Игуменья Янка закрыла лицо руками. Её властительный брат стиснул кулаки.
– Мне это известно. Говори дальше.
– О, благородный архонт! Я не так давно стал подозревать, что мой глупый раб влюблён в госпожу Евпраксию! И теперь выходит, что я был прав. Этот необузданный человек распалился так, что даже посмел напасть на твоего воина, Даниила, ибо ему показалось, что госпожа Евпраксия благосклонна к этому юноше! Мне же он потом клялся, что, мол, отстаивал госпожу Евпраксию для меня. Я, дурак, поверил ему! Глупец! А два дня назад он исчез. Меня обмануло то, что он отлучался порой и раньше. Но на сей раз вместе с ним исчезли и все его половчата! А вот теперь исчезла и госпожа Евпраксия. О, всемилостивый Господь! Где были мои глаза? И где был мой разум? Разве мне было трудно не допустить всего этого?
Замолчав, патрикий провёл ладонью по лбу. На его щеках отчётливо проступили красные пятна. Все на него смотрели долго и пристально. Сестра князя не отрывала рук от лица. Но она глядела сквозь пальцы.

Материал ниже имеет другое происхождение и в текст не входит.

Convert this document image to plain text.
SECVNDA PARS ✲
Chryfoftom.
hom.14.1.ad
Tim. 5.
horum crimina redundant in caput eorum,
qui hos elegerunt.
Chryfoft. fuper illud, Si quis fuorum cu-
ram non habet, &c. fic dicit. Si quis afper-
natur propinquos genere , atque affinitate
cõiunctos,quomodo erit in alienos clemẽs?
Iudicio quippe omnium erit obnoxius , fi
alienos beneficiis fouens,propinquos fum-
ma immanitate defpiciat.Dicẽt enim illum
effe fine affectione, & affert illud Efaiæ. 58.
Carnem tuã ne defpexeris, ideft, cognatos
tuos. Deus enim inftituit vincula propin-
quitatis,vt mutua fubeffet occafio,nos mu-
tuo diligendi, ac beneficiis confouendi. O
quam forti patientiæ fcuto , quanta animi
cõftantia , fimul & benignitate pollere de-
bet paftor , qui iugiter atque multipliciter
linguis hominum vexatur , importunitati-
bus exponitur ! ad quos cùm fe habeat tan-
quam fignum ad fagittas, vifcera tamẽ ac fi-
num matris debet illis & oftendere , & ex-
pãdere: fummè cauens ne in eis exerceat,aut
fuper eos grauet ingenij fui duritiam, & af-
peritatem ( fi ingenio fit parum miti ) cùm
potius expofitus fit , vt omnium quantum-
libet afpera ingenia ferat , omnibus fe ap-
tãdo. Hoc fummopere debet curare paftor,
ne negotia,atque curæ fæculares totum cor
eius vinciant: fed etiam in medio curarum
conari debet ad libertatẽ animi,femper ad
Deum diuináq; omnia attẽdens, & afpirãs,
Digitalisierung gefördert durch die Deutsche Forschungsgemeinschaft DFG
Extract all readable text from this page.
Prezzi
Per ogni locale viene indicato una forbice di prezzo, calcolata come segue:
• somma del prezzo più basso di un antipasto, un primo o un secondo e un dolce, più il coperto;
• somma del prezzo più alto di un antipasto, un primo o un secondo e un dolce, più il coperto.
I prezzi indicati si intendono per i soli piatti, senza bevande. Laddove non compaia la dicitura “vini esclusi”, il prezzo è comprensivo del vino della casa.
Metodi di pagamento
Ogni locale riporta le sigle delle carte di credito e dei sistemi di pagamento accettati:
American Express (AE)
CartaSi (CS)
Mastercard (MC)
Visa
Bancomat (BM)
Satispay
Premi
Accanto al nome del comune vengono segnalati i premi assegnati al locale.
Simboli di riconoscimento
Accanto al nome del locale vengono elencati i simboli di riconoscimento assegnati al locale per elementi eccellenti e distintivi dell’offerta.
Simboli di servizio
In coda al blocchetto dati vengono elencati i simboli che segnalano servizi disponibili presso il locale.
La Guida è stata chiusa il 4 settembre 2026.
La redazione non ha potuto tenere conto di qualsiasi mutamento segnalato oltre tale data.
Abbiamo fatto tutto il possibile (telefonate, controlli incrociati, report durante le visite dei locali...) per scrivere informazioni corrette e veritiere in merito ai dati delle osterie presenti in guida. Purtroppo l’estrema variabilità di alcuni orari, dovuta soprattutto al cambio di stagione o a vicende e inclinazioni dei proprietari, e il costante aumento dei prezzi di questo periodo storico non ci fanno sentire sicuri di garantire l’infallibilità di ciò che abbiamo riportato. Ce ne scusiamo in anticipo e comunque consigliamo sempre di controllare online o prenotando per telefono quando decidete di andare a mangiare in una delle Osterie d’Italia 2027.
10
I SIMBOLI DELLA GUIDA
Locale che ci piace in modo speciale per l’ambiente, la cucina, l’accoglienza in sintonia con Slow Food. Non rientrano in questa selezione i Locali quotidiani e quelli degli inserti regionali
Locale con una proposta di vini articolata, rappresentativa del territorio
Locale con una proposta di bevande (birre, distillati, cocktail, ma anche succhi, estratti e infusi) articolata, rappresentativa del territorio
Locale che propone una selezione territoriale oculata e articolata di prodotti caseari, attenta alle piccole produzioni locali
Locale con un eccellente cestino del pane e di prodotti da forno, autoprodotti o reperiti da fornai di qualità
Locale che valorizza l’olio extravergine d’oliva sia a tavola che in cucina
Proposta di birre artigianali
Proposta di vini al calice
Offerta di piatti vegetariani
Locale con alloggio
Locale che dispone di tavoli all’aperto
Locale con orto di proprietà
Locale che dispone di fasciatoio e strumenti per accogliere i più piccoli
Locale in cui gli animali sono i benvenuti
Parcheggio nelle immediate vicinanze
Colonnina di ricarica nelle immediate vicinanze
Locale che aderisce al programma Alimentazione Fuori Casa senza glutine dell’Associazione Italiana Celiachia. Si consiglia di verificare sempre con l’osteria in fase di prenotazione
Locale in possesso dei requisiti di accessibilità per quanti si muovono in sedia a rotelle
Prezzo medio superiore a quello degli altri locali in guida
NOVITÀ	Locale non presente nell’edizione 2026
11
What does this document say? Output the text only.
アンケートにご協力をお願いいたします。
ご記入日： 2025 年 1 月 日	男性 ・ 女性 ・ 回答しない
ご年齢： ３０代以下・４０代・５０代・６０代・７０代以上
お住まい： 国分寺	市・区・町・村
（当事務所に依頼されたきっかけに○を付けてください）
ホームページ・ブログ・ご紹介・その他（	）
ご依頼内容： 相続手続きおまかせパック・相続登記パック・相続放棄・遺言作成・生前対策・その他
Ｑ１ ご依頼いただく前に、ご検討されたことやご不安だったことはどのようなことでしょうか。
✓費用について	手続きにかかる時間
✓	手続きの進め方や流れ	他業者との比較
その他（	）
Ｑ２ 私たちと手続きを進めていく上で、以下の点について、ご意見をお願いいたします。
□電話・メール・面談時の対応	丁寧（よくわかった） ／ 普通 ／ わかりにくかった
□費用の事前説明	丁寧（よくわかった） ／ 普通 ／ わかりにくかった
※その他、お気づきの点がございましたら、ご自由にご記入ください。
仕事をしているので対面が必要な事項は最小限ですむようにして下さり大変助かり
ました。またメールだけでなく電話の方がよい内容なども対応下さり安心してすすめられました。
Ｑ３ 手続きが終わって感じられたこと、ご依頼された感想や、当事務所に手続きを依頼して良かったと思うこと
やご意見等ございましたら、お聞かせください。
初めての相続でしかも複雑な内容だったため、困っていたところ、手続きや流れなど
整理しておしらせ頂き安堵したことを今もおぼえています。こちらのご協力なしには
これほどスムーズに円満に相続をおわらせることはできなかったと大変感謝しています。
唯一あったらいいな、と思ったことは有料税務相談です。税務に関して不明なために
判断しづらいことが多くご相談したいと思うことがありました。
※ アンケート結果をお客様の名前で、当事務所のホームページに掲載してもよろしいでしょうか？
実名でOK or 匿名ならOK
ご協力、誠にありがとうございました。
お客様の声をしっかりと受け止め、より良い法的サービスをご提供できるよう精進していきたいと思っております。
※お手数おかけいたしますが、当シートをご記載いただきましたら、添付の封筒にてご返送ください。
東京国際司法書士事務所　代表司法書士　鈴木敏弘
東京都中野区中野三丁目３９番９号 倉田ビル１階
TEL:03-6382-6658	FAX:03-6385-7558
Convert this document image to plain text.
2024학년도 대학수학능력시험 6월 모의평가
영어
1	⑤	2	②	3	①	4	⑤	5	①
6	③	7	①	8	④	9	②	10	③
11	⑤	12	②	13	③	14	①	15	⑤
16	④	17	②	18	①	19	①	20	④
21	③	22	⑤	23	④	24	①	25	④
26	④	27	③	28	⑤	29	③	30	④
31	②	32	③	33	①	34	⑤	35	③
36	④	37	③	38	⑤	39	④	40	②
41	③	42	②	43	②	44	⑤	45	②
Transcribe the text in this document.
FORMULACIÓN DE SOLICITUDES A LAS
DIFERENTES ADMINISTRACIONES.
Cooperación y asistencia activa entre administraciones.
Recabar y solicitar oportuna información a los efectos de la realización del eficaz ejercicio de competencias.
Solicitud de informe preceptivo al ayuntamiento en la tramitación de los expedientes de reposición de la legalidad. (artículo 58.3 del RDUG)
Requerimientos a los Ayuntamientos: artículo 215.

– У тебя всё? – поинтересовался князь.
– Да, больше мне сказать нечего, – был ответ с коротким смешком отчаяния, утолить которое, безусловно, могла лишь кровь, – остаётся действовать!
Мономах спокойно кивнул.
– Вот иди и действуй, патрикий. Но только знай, что от твоих действий будет зависеть многое.
Взгляд патрикия состоял только из огня, как и полагается человеку, который идёт на смерть. Низко поклонившись, Михаил вышел.
Игуменья Янка Всеволодовна тотчас опустила руки. Долго молчали. Сняв со свечи нагар, Мономах взглянул на Туку и Чудина.
– Вы что думаете, бояре?
Оба преважно зашевелились, будто проснувшись.
– Всё может быть, – пробормотал Тука. Чудин глубокомысленно подтвердил:
– Господь один знает, что на уме у всех этих нехристей, коих даже и покрестили! Нам, христианам, их разгадать мудрено!
– Я думаю, что он лжёт, – произнесла Янка, – кабы его турчин разгорелся к нашей Евпраксии лютой страстью, он бы её заграбастал сам, своими руками, а не руками какого-то половчонка! Тебе не кажется, братец?
– Возможно, ты и права, – проговорил князь, – а может быть, нет. Ведь такие люди, столкнувшись с увесистым кулаком, становятся осторожными! А у нашего Даниила – очень тяжёлые кулаки. Один лишь Вольга его одолеет в драке!